Die Forscher konzentrierten sich auf ein Gen, das sie HvRHF9870 nannten. Als sie die genetische Aktivität der Gerstenpflanzen vierzehn Tage nach der Infektion untersuchten, stellten sie fest, dass dieses Gen in den resistenten Pflanzen dreizehnmal stärker aktiviert war als in jenen, die erkrankten. Dieses Gen produziert ein Protein, das zu einer Familie von E3-Ligasen gehört, welche als zelluläre Manager fungieren und entscheiden, welche Proteine behalten und welche abgebaut werden sollen. Das Team entdeckte, dass dieses spezifische Protein im Zellkern sowie an der Außenmembran der Zelle zu finden ist, was es perfekt positioniert, um die Immunantwort der Pflanze zu überwachen. Um zu testen, ob dieses Gen tatsächlich für die Resistenz verantwortlich war, nutzten die Wissenschaftler eine Technik, um es vorübergehend auszuschalten – effektiv die Funktion in Pflanzen zu unterdrücken, die normalerweise resistent sind.

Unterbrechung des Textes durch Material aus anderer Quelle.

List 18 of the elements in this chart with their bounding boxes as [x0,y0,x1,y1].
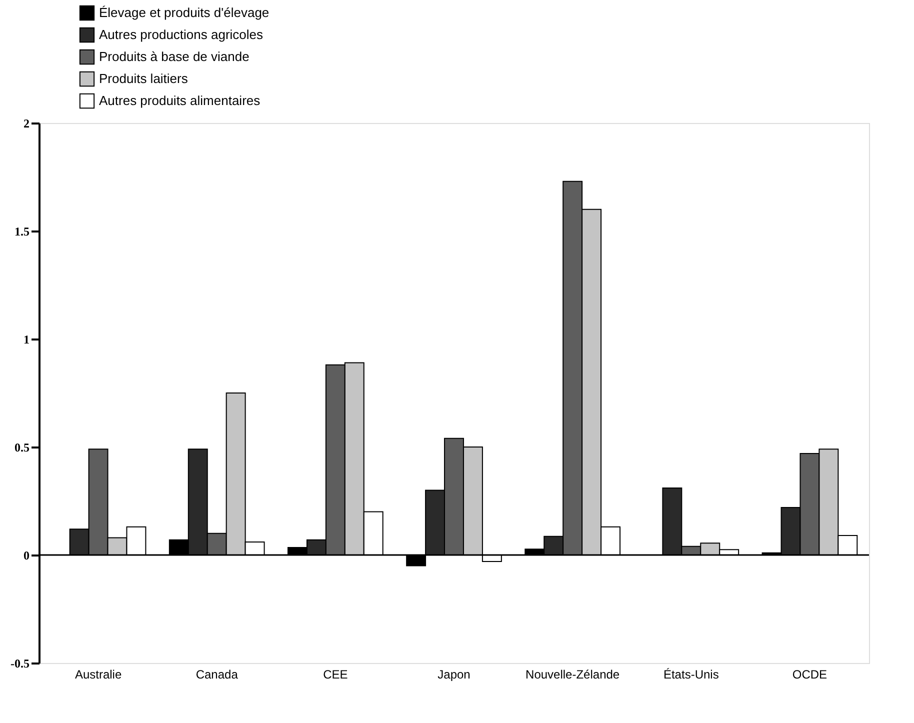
y-tick-label: 0.5 [14,440,30,454]
x-tick-label: Nouvelle-Zélande [526,668,620,682]
legend-label: Autres productions agricoles [99,27,264,42]
y-tick-label: 1.5 [14,224,30,238]
y-tick-label: 2 [24,116,30,130]
x-tick-label: CEE [323,668,348,682]
legend-label: Produits à base de viande [99,49,250,64]
x-tick-label: Canada [196,668,238,682]
x-tick-label: Japon [438,668,470,682]
x-tick-label: États-Unis [663,668,719,682]
legend-label: Produits laitiers [99,71,188,86]
legend-label: Autres produits alimentaires [99,93,261,108]
legend-label: Élevage et produits d'élevage [99,5,270,20]
x-tick-label: Australie [74,668,122,682]
y-tick-label: 0 [24,548,30,562]
y-tick-label: 1 [24,332,30,346]
y-tick-label: -0.5 [10,656,30,670]
x-tick-label: OCDE [792,668,828,682]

Die Ergebnisse der Gen-Stummschaltung waren unmittelbar und dramatisch. Ohne HvRHF9870 verloren die Gerstenpflanzen ihre Fähigkeit, den Pilz abzuwehren. Die Blätter entwickelten große, ausbreitende Läsionen, und das Pilzwachstum innerhalb des Gewebes nahm im Vergleich zu den Kontrollpflanzen signifikant zu. Die Forscher beobachteten, dass die stillgelegten Pflanzen unter einem Anstau schädlicher Chemikalien litten, die die Pflanze normalerweise unter Kontrolle hält. Insbesondere stieg der Gehalt an Wasserstoffperoxid, einem reaktiven Molekül, das zwar zur Verteidigung genutzt wird, in überschüssigen Mengen jedoch toxisch ist, drastisch an. Diese Akkumulation führte dazu, dass die Zellmembranen leckten und das grüne Chlorophyll in den Blättern abgebaut wurde, was das Laub gelb und schwach werden ließ. Die Pflanzen versäumten es zudem, Callose zu produzieren, eine Substanz, die normalerweise die Löcher in den Zellwänden verstopft, um das Eindringen des Pilzes zu verhindern.

Weitere Untersuchungen ergaben, warum das Verteidigungssystem zusammenbrach. Die Forscher fanden heraus, dass das durch HvRHF9870 produzierte Protein direkt mit einem Enzym namens Peroxidase interagiert, welches entscheidend für den Abbau des schädlichen Wasserstoffperoxids und die Stärkung der Zellwand ist. Als das Gen ausgeschaltet wurde, sank die Aktivität dieses Enzyms, wodurch die Pflanze nicht mehr in der Lage war, den toxischen Rückstau zu beseitigen oder ihre Verteidigung zu verstärken. Die Studie legt nahe, dass HvRHF9870 als ein lebenswichtiger Regulator fungiert, der sicherstellt, dass das Peroxidase-Enzym aktiv und bereit ist, die Pflanze zu schützen, wenn der Pilz zuschlägt. Durch die Identifizierung dieses Gens und seiner Funktion haben die Forscher ein klares Bild davon vermittelt, wie Gerste ihre Immunantwort steuert, und damit ein neues Ziel für Züchtungsprogramme geschaffen, die darauf abzielen, Sorten zu entwickeln, die dem Blattstreifen ohne den Einsatz von chemischen Mitteln standhalten können.